AI is destined to play a critical role in space if the opening of a new testbed center for space operations by aerospace giant Lockheed Martin is any indication. Called the Operations Center of the Future, the facility will allow satellite operators to manage multiple missions simultaneously using AI and secure, web-based cloud infrastructure. A key aspect to the technology will allow remote access for operators so they are available 24/7 in needed. The new operations center is located on the company’s campus near Denver, Colorado.
“The Operations Center of the Future next-generation AI, automation and cloud capabilities enable operators to remain closer to the mission than ever before, regardless of their physical location,” says Maria Demaree, vice president and general manager of Lockheed Martin’s National Security Space business. “Remote operators can receive timely mission alerts about satellite operations and then securely log-in to make smart, fast decisions from virtually anywhere.”

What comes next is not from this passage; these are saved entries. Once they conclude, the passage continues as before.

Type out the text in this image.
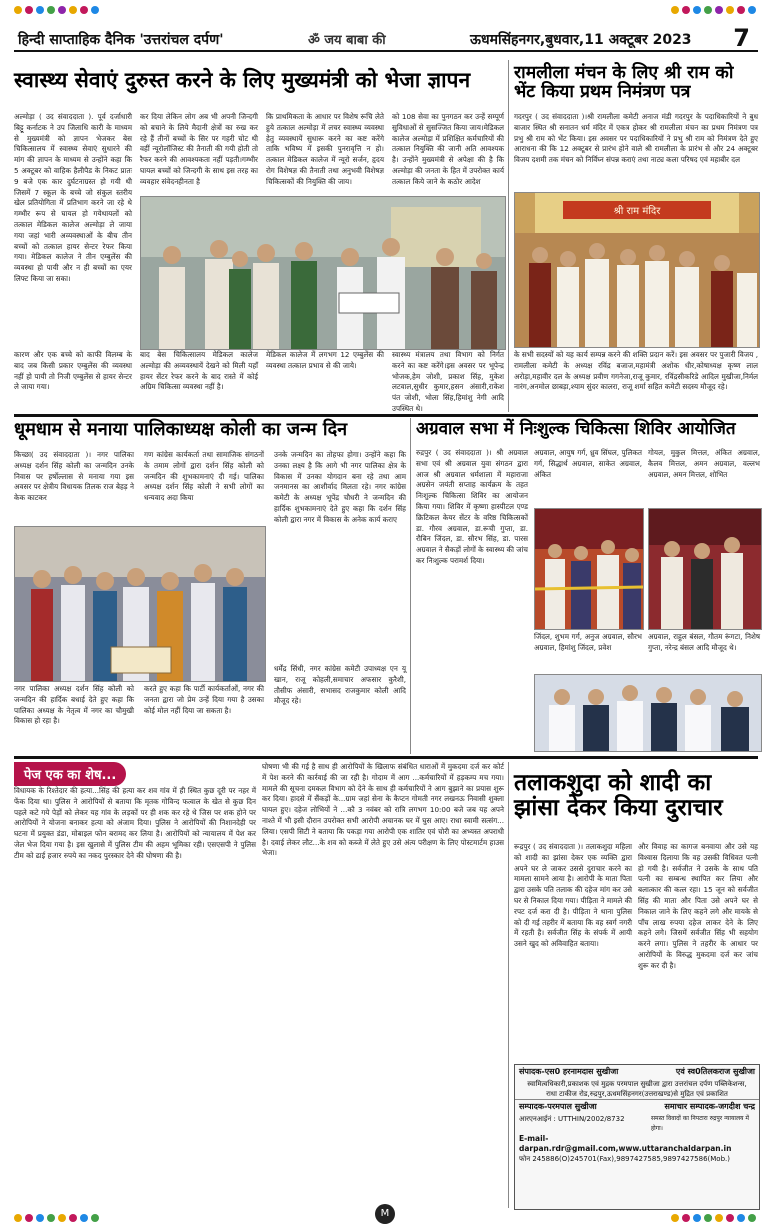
हिन्दी साप्ताहिक दैनिक 'उत्तरांचल दर्पण'	ॐ जय बाबा की	ऊधमसिंहनगर,बुधवार,11 अक्टूबर 2023 7
स्वास्थ्य सेवाएं दुरुस्त करने के लिए मुख्यमंत्री को भेजा ज्ञापन
अल्मोड़ा ( उद संवाददाता ). पूर्व दर्जाधारी बिट्टू कर्नाटक ने उप जिलाधि कारी के माध्यम से मुख्यमंत्री को ज्ञापन भेजकर बेस चिकित्सालय में स्वास्थ्य सेवाएं सुधारने की मांग की ज्ञापन के माध्यम से उन्होंने कहा कि 5 अक्टूबर को वाहिक हैलीपैड के निकट प्रातः 9 बजे एक कार दुर्घटनाग्रस्त हो गयी थी जिसमें 7 स्कूल के बच्चे जो संकुल स्तरीय खेल प्रतियोगिता में प्रतिभाग करने जा रहे थे गम्भीर रूप से घायल हो गयेथायलों को तत्काल मेडिकल कालेज अल्मोड़ा ले जाया गया जहां भारी अव्यवस्थाओं के बीच तीन बच्चों को तत्काल हायर सेन्टर रेफर किया गया। मेडिकल कालेज ने तीन एम्बुलेंस की व्यवस्था हो पायी और न ही बच्चों का एयर लिफ्ट किया जा सका।
कर दिया लेकिन लोग अब भी अपनी जिन्दगी को बचाने के लिये मैदानी क्षेत्रों का रुख कर रहे हैं तीनों बच्चों के सिर पर गहरी चोट थी वहीं न्यूरोलॉजिस्ट की तैनाती की गयी होती तो रैफर करने की आवश्यकता नहीं पड़ती।गम्भीर घायल बच्चों को जिन्दगी के साथ इस तरह का व्यवहार संवेदनहीनता है
कि प्राथमिकता के आधार पर विशेष रूचि लेते हुये तत्काल अल्मोड़ा में लचर स्वास्थ्य व्यवस्था हेतु व्यवस्थायें सुधारू करने का कष्ट करेंगे ताकि भविष्य में इसकी पुनरावृत्ति न हो।तत्काल मेडिकल कालेज में न्यूरो सर्जन, हृदय रोग विशेषज्ञ की तैनाती तथा अनुभवी विशेषज्ञ चिकित्सकों की नियुक्ति की जाय।
को 108 सेवा का पुनगठन कर उन्हें सम्पूर्ण सुविधाओं से सुसज्जित किया जाय।मेडिकल कालेज अल्मोड़ा में प्रशिक्षित कर्मचारियों की तत्काल नियुक्ति की जानी अति आवश्यक है। उन्होंने मुख्यमंत्री से अपेक्षा की है कि अल्मोड़ा की जनता के हित में उपरोक्त कार्य तत्काल किये जाने के कठोर आदेश
कारण और एक बच्चे को काफी विलम्ब के बाद जब किसी प्रकार एम्बुलेंस की व्यवस्था नहीं हो पायी तो निजी एम्बुलेंस से हायर सेन्टर ले जाया गया।
बाद बेस चिकित्सालय मेडिकल कालेज अल्मोड़ा की अव्यवस्थायें देखने को मिली यहाँ हायर सेंटर रेफर करने के बाद रास्ते में कोई अग्रिम चिकित्सा व्यवस्था नहीं है।
मेडिकल कालेज में लगभग 12 एम्बुलेंस की व्यवस्था तत्काल प्रभाव से की जाये।
स्वास्थ्य मंत्रालय तथा विभाग को निर्गत करने का कष्ट करेंगे।इस अवसर पर भूपेन्द्र भोजक,हेम जोशी, प्रकाश सिंह, मुकेश लटवाल,सुधीर कुमार,हसन अंसारी,राकेश पंत जोशी, भोला सिंह,हिमांशु नेगी आदि उपस्थित थे।
रामलीला मंचन के लिए श्री राम को भेंट किया प्रथम निमंत्रण पत्र
गदरपुर ( उद संवाददाता )।श्री रामलीला कमेटी अनाज मंडी गदरपुर के पदाधिकारियों ने बुध बाजार स्थित श्री सनातन धर्म मंदिर में एकत्र होकर श्री रामलीला मंचन का प्रथम निमंत्रण पत्र प्रभु श्री राम को भेंट किया। इस अवसर पर पदाधिकारियों ने प्रभु श्री राम को निमंत्रण देते हुए आराधना की कि 12 अक्टूबर से प्रारंभ होने वाले श्री रामलीला के प्रारंभ से और 24 अक्टूबर विजय दशमी तक मंचन को निर्विघ्न संपन्न कराएं तथा नाट्य कला परिषद एवं महाबीर दल
श्री राम मंदिर
के सभी सदस्यों को यह कार्य सम्पन्न करने की शक्ति प्रदान करें। इस अवसर पर पुजारी विजय , रामलीला कमेटी के अध्यक्ष रविंद्र बजाज,महामंत्री अशोक धीर,कोषाध्यक्ष कृष्ण लाल अरोड़ा,महावीर दल के अध्यक्ष प्रवीण गगनेजा,राजू कुमार, रविंद्रसीकरिडे आदिल मुखीजा,निर्मल नारंग,अनमोल छाबड़ा,श्याम सुंदर कालरा, राजू शर्मा सहित कमेटी सदस्य मौजूद रहे।
धूमधाम से मनाया पालिकाध्यक्ष कोली का जन्म दिन
किच्छा( उद संवाददाता )। नगर पालिका अध्यक्ष दर्शन सिंह कोली का जन्मदिन उनके निवास पर हर्षोल्लास से मनाया गया इस अवसर पर क्षेत्रीय विधायक तिलक राज बेहड़ ने केक काटकर
गण कांग्रेस कार्यकर्ता तथा सामाजिक संगठनों के तमाम लोगों द्वारा दर्शन सिंह कोली को जन्मदिन की शुभकामनाएं दी गई। पालिका अध्यक्ष दर्शन सिंह कोली ने सभी लोगों का धन्यवाद अदा किया
उनके जन्मदिन का तोहफा होगा। उन्होंने कहा कि उनका लक्ष्य है कि आगे भी नगर पालिका क्षेत्र के विकास में उनका योगदान बना रहे तथा आम जनमानस का आशीर्वाद मिलता रहे। नगर कांग्रेस कमेटी के अध्यक्ष भूपेंद्र चौधरी ने जन्मदिन की हार्दिक शुभकामनाएं देते हुए कहा कि दर्शन सिंह कोली द्वारा नगर में विकास के अनेक कार्य कराए
नगर पालिका अध्यक्ष दर्शन सिंह कोली को जन्मदिन की हार्दिक बधाई देते हुए कहा कि पालिका अध्यक्ष के नेतृत्व में नगर का चौमुखी विकास हो रहा है।
करते हुए कहा कि पार्टी कार्यकर्ताओं, नगर की जनता द्वारा जो प्रेम उन्हें दिया गया है उसका कोई मोल नहीं दिया जा सकता है।
धर्मेंद्र सिंधी, नगर कांग्रेस कमेटी उपाध्यक्ष एन यू खान, राजू कोहली,समाचार अफसार कुरैशी, तौसीफ अंसारी, सभासद राजकुमार कोली आदि मौजूद रहे।
अग्रवाल सभा में निःशुल्क चिकित्सा शिविर आयोजित
रुद्रपुर ( उद संवाददाता )। श्री अग्रवाल सभा एवं श्री अग्रवाल युवा संगठन द्वारा आज श्री अग्रवाल धर्मशाला में महाराजा अग्रसेन जयंती सप्ताह कार्यक्रम के तहत निःशुल्क चिकित्सा शिविर का आयोजन किया गया। शिविर में कृष्णा हास्पीटल एण्ड क्रिटिकल केयर सेंटर के वरिष्ठ चिकित्सकों डा. गौरव अग्रवाल, डा.रूची गुप्ता, डा. रौबिन जिंदल, डा. सौरभ सिंह, डा. पारस अग्रवाल ने सैकड़ों लोगों के स्वास्थ्य की जांच कर निःशुल्क परामर्श दिया।
अग्रवाल, आयुष गर्ग, ध्रुव सिंघल, पुलिकत गर्ग, सिद्धार्थ अग्रवाल, साकेत अग्रवाल, अंकित
गोयल, मुकुल मित्तल, अंकित अग्रवाल, कैलव मित्तल, अमन अग्रवाल, वल्लभ अग्रवाल, अमन मित्तल, शोभित
जिंदल, शुभम गर्ग, अनुज अग्रवाल, सौरभ अग्रवाल, हिमांशु जिंदल, प्रवेश
अग्रवाल, राहुल बंसल, गौतम रूंगटा, निशेष गुप्ता, नरेन्द्र बंसल आदि मौजूद थे।
पेज एक का शेष...
विधायक के रिश्तेदार की हत्या...सिंह की हत्या कर शव गांव में ही स्थित कुछ दूरी पर नहर में फेंक दिया था। पुलिस ने आरोपियों से बताया कि मृतक गोविन्द फत्वाल के खेत से कुछ दिन पहले कटे गये पेड़ों को लेकर यह गांव के लड़कों पर ही शक कर रहे थे जिस पर शक होने पर आरोपियों ने योजना बनाकर हत्या को अंजाम दिया। पुलिस ने आरोपियों की निशानदेही पर घटना में प्रयुक्त डंडा, मोबाइल फोन बरामद कर लिया है। आरोपियों को न्यायालय में पेश कर जेल भेज दिया गया है। इस खुलासे में पुलिस टीम की अहम भूमिका रही। एसएसपी ने पुलिस टीम को ढाई हजार रुपये का नकद पुरस्कार देने की घोषणा की है।
घोषणा भी की गई है साथ ही आरोपियों के खिलाफ संबंधित धाराओं में मुकदमा दर्ज कर कोर्ट में पेश करने की कार्रवाई की जा रही है। गोदाम में आग ...कर्मचारियों में हड़कम्प मच गया। मामले की सूचना दमकल विभाग को देने के साथ ही कर्मचारियों ने आग बुझाने का प्रयास शुरू कर दिया। हादसे में सैंकड़ों के...ग्राम जहां सेना के कैप्टन गोमती नगर लखनऊ निवासी शुक्ला घायल हुए। दहेज लोभियों ने ...कौ 3 नवंबर को रात्रि लगभग 10:00 बजे जब यह अपने नाश्ते में भी इसी दौरान उपरोक्त सभी आरोपी अचानक घर में घुस आए। राधा स्वामी सत्संग... लिया। एसपी सिटी ने बताया कि पकड़ा गया आरोपी एक शातिर एवं चोरी का अभ्यस्त अपराधी है। दवाई लेकर लौट...के शव को कब्जे में लेते हुए उसे अंत्य परीक्षण के लिए पोस्टमार्टम हाउस भेजा।
तलाकशुदा को शादी का झांसा देकर किया दुराचार
रूद्रपुर ( उद संवाददाता )। तलाकशुदा महिला को शादी का झांसा देकर एक व्यक्ति द्वारा अपने घर ले जाकर उससे दुराचार करने का मामला सामने आया है। आरोपी के माता पिता द्वारा उसके पति तलाक की दहेज मांग कर उसे घर से निकाल दिया गया। पीड़िता ने मामले की रपट दर्ज करा दी है। पीड़िता ने थाना पुलिस को दी गई तहरीर में बताया कि वह स्वर्ग नगरी में रहती है। सर्वजीत सिंह के संपर्क में आयी उसने खुद को अविवाहित बताया।
और विवाह का कागज बनवाया और उसे यह विश्वास दिलाया कि वह उसकी विधिवत पत्नी हो गयी है। सर्वजीत ने उसके के साथ पति पत्नी का सम्बन्ध स्थापित कर लिया और बलात्कार की कत्ल रहा। 15 जून को सर्वजीत सिंह की माता और पिता उसे अपने घर से निकाल जाने के लिए कहने लगे और मायके से पाँच लाख रुपया दहेज लाकर देने के लिए कहने लगे। जिसमें सर्वजीत सिंह भी सहयोग करने लगा। पुलिस ने तहरीर के आधार पर आरोपियों के विरुद्ध मुकदमा दर्ज कर जांच शुरू कर दी है।
संपादक-एस0 हरनामदास सुखीजा	एवं स्व0तिलकराज सुखीजा
स्वामित्वधिकारी,प्रकाशक एवं मुद्रक परमपाल सुखीजा द्वारा उत्तरांचल दर्पण पब्लिकेशन्स,
राधा टाकीज रोड,रुद्रपुर,ऊधमसिंहनगर(उत्तराखण्ड)से मुद्रित एवं प्रकाशित
सम्पादक-परमपाल सुखीजा	समाचार सम्पादक-जगदीश चन्द्र
आरएनआईनं : UTTHIN/2002/8732	समस्त विवादों का निपटारा रुद्रपुर न्यायालय में होगा।
E-mail-darpan.rdr@gmail.com,www.uttaranchaldarpan.in
फोन 245886(O)245701(Fax),9897427585,9897427586(Mob.)
M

A key enabler is the company’s Compass Mission Planning and Horizon Command and Control software which already has been used to fly more than 50 spacecraft on a variety of government, research and commercial missions. This software allows for the management of a single satellite or a constellation of satellites by a single operator. Proof of concept came in April during the in-space mission of the LM LINUSS demonstrator, essentially a toaster-sized CubeSat that can rendezvous with a satellite already in orbit to provide servicing or upgrades. AI was used to coordinate flightpaths. The CubeSat also was able to maintain a secure, cloud-based link for mission telemetry, tracking and control. The new operations center is expected to be used for command and control of upcoming Pony Express 2, TacSat and LM-400 missions.
“Agile development, cloud-based operations and smallsat platforms came together at speed and in orbit where the real test of technology occurs,” noted Johnathon Caldwell, vice president and general manager, military space for Lockheed Martin.
The new operations center allows operators to use automation and AI/machine learning capabilities to manage satellite constellations of any size. These space constellations are increasing in size. The high-profile Starlink constellation, for example, is comprised of over 5,000 small satellites in low earth orbit (LEO). Likewise, U.S. Space Command, also based in Colorado, is looking to use AI to keep track of orbiting objects that number over 46,000 in total. AI also is becoming more important in earth observation missions like the Space Edge Computer launched by Spiral Blue of Australia because of its ability to perform real-time analysis of earth observation data.
The use of AI, however, is likely to see a reduction in staff as Lockheed Martin notes the center requires only minimal staffing as operators all use the same baseline software and have the ability to work remotely.
AI, meanwhile, may soon be venturing further into space than LEO. Hailed as the “holy grail of astrobiology,” the new AI algorithm developed by university researchers can reportedly determine if material collected on another planet is biological or not to within 90 percent accuracy, sometimes even if the sample is hundreds of millions of years old. Instead of looking for specific things that might indicate life, the AI looks at the differences between samples. The AI algorithm works off the premise that the chemical processes in the formation of biomolecules fundamentally differ from those from abiotic sources. The AI was trained using 134 biotic and abiotic samples until it was able to differentiate between living things like shells, teeth, bones and hair and fossilized fragments made of things like oil, coal and amber. Mars would likely be the first off-world destination for its use, although it may also be used to resolve questions surrounding samples already collected.
“It opens the way to using smart sensors on robotic spacecraft, landers and rovers to search for signs of life before the samples return to Earth,” said lead researcher Professor Robert Hazen of the Carnegie Institution Geophysical Laboratory. If alien life were to be found, AI could determine whether it derived from a common source or was of different origin.